Но в первых футуристических произведениях нет ничего «заумного».
Следующий период его поэтической работы прошел под знаком формального экспериментаторства.
Произведения второго периода имеют преимущественно внутрилитературное значение. Это была работа для будущего.
В стихотворении, напечатанном в первом декларативном сборнике кубофутуристов «Пощечина общественному вкусу» (1912),
Крученых применил принцип, названный им «мирсконца», то есть смещение сюжетных эпизодов во времени.
Тогда еще очень юный филолог и поэт, примкнувший к крайнему крылу кубофутуристов, Роман Алягров (он же Якобсон),
в письме к Крученых сделал ряд тонких замечаний о литературной генеалогии этого принципа и возвел его к теории Эйнштейна:
«Знаете, «мирсконца» до вас никто из поэтов не сказал, чуть-чуть лишь почувствовали Белый и Маринетти,
а между тем этот грандиозный тезис даже научен вполне (хотя вы и заговаривали о поэзии, противоборствующей математике)
и ясно очерчен в принципе относительности».
Наиболее яростным нападкам в прессе подверглись стихи Крученых, написанные на «собственном языке», то есть «заумные».
В своих опытах абстрагирования фонетики от смысла Крученых опирается на некоторые принципы словотворчества Хлебникова и,
в еще большей степени, на приемы фольклорной поэзии, поэзии заговоров и заклинаний. И, подобно фольклорной зауми,
заумные стихи Крученых обладают гипнотической силой воздействия.
Приведу цитату, найденную мной в тощей брошюрке журнала Аврора - интервью Крученых,
1959-го года — его ответ на вопрос о времени возникновения заумной поэзии.
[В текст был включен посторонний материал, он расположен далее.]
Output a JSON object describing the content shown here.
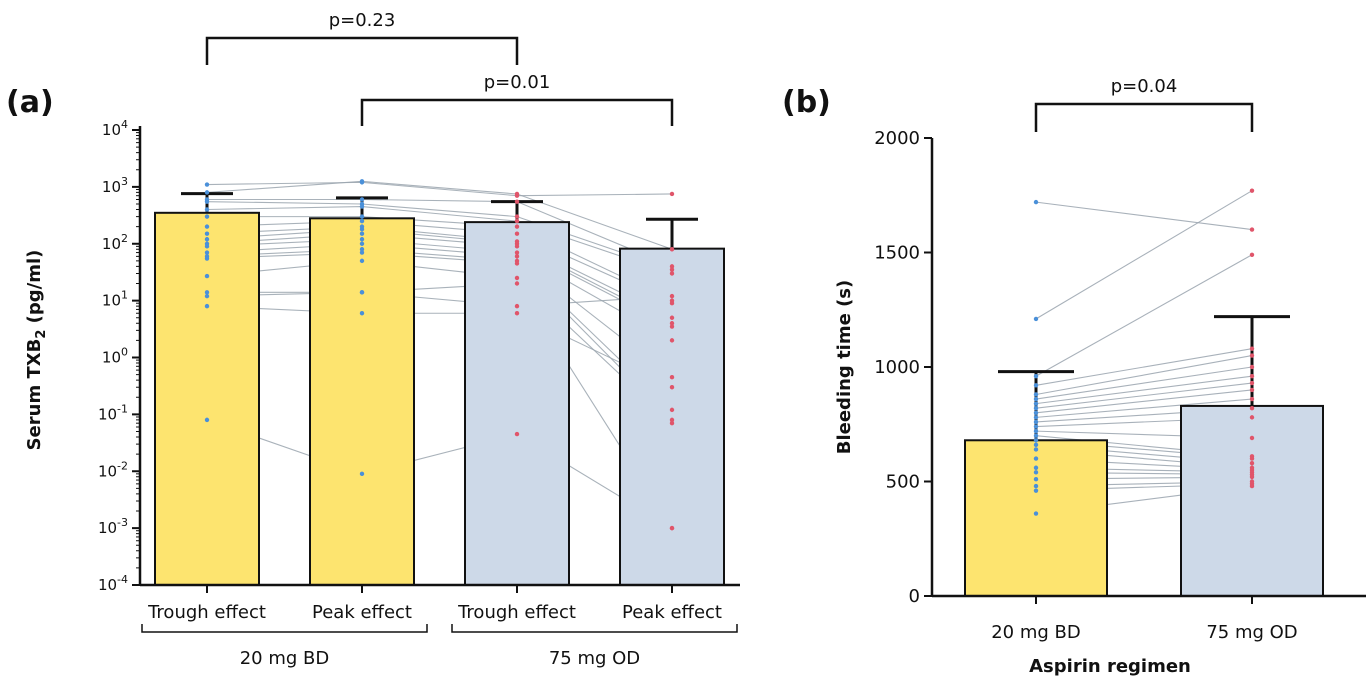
{
  "chart_data": [
    {
      "panel_label": "(a)",
      "type": "bar",
      "ylabel": "Serum TXB",
      "ylabel_sub": "2",
      "ylabel_unit": " (pg/ml)",
      "yscale": "log",
      "ylim": [
        0.0001,
        10000
      ],
      "y_ticks": [
        {
          "base": "10",
          "exp": "-4",
          "value": 0.0001
        },
        {
          "base": "10",
          "exp": "-3",
          "value": 0.001
        },
        {
          "base": "10",
          "exp": "-2",
          "value": 0.01
        },
        {
          "base": "10",
          "exp": "-1",
          "value": 0.1
        },
        {
          "base": "10",
          "exp": "0",
          "value": 1
        },
        {
          "base": "10",
          "exp": "1",
          "value": 10
        },
        {
          "base": "10",
          "exp": "2",
          "value": 100
        },
        {
          "base": "10",
          "exp": "3",
          "value": 1000
        },
        {
          "base": "10",
          "exp": "4",
          "value": 10000
        }
      ],
      "categories": [
        "Trough effect",
        "Peak effect",
        "Trough effect",
        "Peak effect"
      ],
      "groups": [
        {
          "label": "20 mg BD",
          "categories": [
            0,
            1
          ]
        },
        {
          "label": "75 mg OD",
          "categories": [
            2,
            3
          ]
        }
      ],
      "values": [
        350,
        280,
        240,
        82
      ],
      "error_upper": [
        760,
        640,
        550,
        270
      ],
      "bar_colors": [
        "#fde46f",
        "#fde46f",
        "#cdd9e8",
        "#cdd9e8"
      ],
      "comparisons": [
        {
          "text": "p=0.23",
          "from": 0,
          "to": 2
        },
        {
          "text": "p=0.01",
          "from": 1,
          "to": 3
        }
      ],
      "individual_points": [
        [
          1100,
          1200,
          700,
          750
        ],
        [
          800,
          1250,
          750,
          80
        ],
        [
          600,
          600,
          550,
          40
        ],
        [
          550,
          500,
          300,
          35
        ],
        [
          400,
          450,
          250,
          30
        ],
        [
          300,
          300,
          200,
          10
        ],
        [
          200,
          250,
          150,
          9
        ],
        [
          150,
          200,
          110,
          5
        ],
        [
          120,
          180,
          100,
          4
        ],
        [
          100,
          150,
          90,
          3.5
        ],
        [
          90,
          120,
          70,
          2
        ],
        [
          70,
          100,
          60,
          0.45
        ],
        [
          60,
          80,
          50,
          0.12
        ],
        [
          55,
          70,
          45,
          0.08
        ],
        [
          27,
          50,
          25,
          0.07
        ],
        [
          14,
          14,
          20,
          0.001
        ],
        [
          12,
          14,
          8,
          12
        ],
        [
          8,
          6,
          6,
          0.3
        ],
        [
          0.08,
          0.009,
          0.045,
          0.001
        ]
      ],
      "point_colors": [
        "#4a90d9",
        "#e0556a"
      ]
    },
    {
      "panel_label": "(b)",
      "type": "bar",
      "ylabel": "Bleeding time (s)",
      "xlabel": "Aspirin regimen",
      "ylim": [
        0,
        2000
      ],
      "y_ticks": [
        0,
        500,
        1000,
        1500,
        2000
      ],
      "categories": [
        "20 mg BD",
        "75 mg OD"
      ],
      "values": [
        680,
        830
      ],
      "error_upper": [
        980,
        1220
      ],
      "bar_colors": [
        "#fde46f",
        "#cdd9e8"
      ],
      "comparisons": [
        {
          "text": "p=0.04",
          "from": 0,
          "to": 1
        }
      ],
      "individual_points": [
        [
          1720,
          1600
        ],
        [
          1210,
          1770
        ],
        [
          960,
          1490
        ],
        [
          920,
          1080
        ],
        [
          880,
          1050
        ],
        [
          860,
          1000
        ],
        [
          840,
          960
        ],
        [
          820,
          930
        ],
        [
          800,
          900
        ],
        [
          780,
          860
        ],
        [
          760,
          820
        ],
        [
          740,
          780
        ],
        [
          720,
          690
        ],
        [
          700,
          610
        ],
        [
          680,
          600
        ],
        [
          660,
          580
        ],
        [
          640,
          560
        ],
        [
          600,
          550
        ],
        [
          560,
          540
        ],
        [
          540,
          530
        ],
        [
          510,
          520
        ],
        [
          480,
          500
        ],
        [
          460,
          490
        ],
        [
          360,
          480
        ]
      ],
      "point_colors": [
        "#4a90d9",
        "#e0556a"
      ]
    }
  ]
}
"В конце 1912 года Д. Бурлюк сказал мне: «Напишите целое стихотворение из “неведомых слов”.
Я и написал “Дыр бул щыл”, пятистрочие, которое и поместил в готовившейся тогда моей книжке «Помада».
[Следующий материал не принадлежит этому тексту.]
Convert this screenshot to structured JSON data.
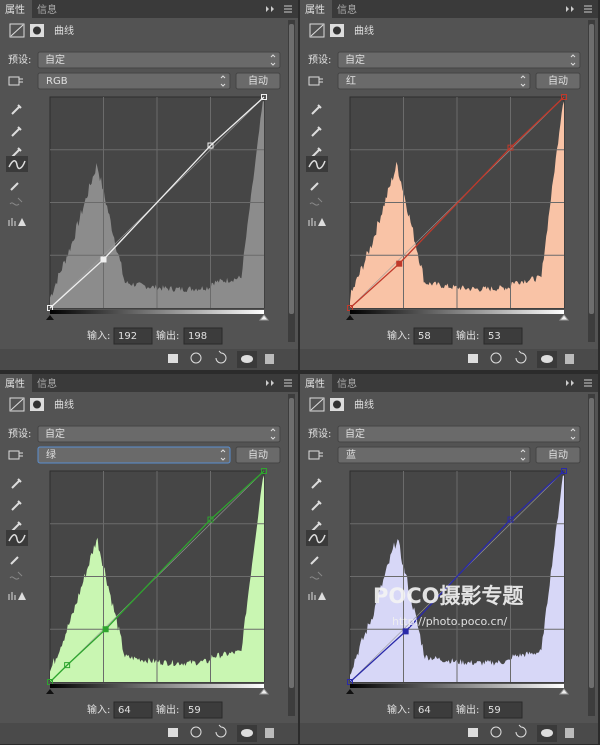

В этой книжке было сказано: стихотворение из слов, не имеющих определенного значения.
Весной 1913 г., в соавторстве с Кульбиным- выпустил “Декларацию слова, как такового” ,
где впервые был возвещен заумный язык и дана более полная его характеристика и обоснование».
Чистой заумной «звучалью» Крученых написал сравнительно небольшое количество произведений.
Гораздо чаще элементы эмоционально-экспрессивной зауми поэт внедряет в семантически прозрачные конструкции.
Однако и эти «облегченные» произведения экспериментального периода чрезвычайно сложны по своей образной структуре, по словарю и синтаксису.
В 1913 году Крученых написал пьесу-оперу «Победа над солнцем», поставленную автором в сотрудничестве с художником К. Малевичем
и композитором М. Матюшиным в Петербурге. Критиками, безуспешно пытавшимися истолковать сюжет «оперы», ничего не было сказано
об основном принципе футуристического театра — алогическом эксцентризме, восходящем к комическому балаганному действу.
Не случайно, что петербургское общество художников «Союз молодежи», организовавшее спектакли «оперы» Крученых
и «трагедии» Маяковского, начало свою театральную деятельность постановкой знаменитой народной комедии «Царь Максимильян» (1911).
Некоторые персонажи оперы Крученых кажутся сошедшими с подмостков народного балагана. Таковы, например,
Неприятель, который «тащит самого себя за волосы», и Злонамеренный, затевающий драку с самим собой —
ближайшие родственники ярмарочного Петрушки. Подобно диалогам балаганного действа или народного кукольного театра,
реплики персонажей «Победы над солнцем» насыщены игровыми гиперболами и метатезами.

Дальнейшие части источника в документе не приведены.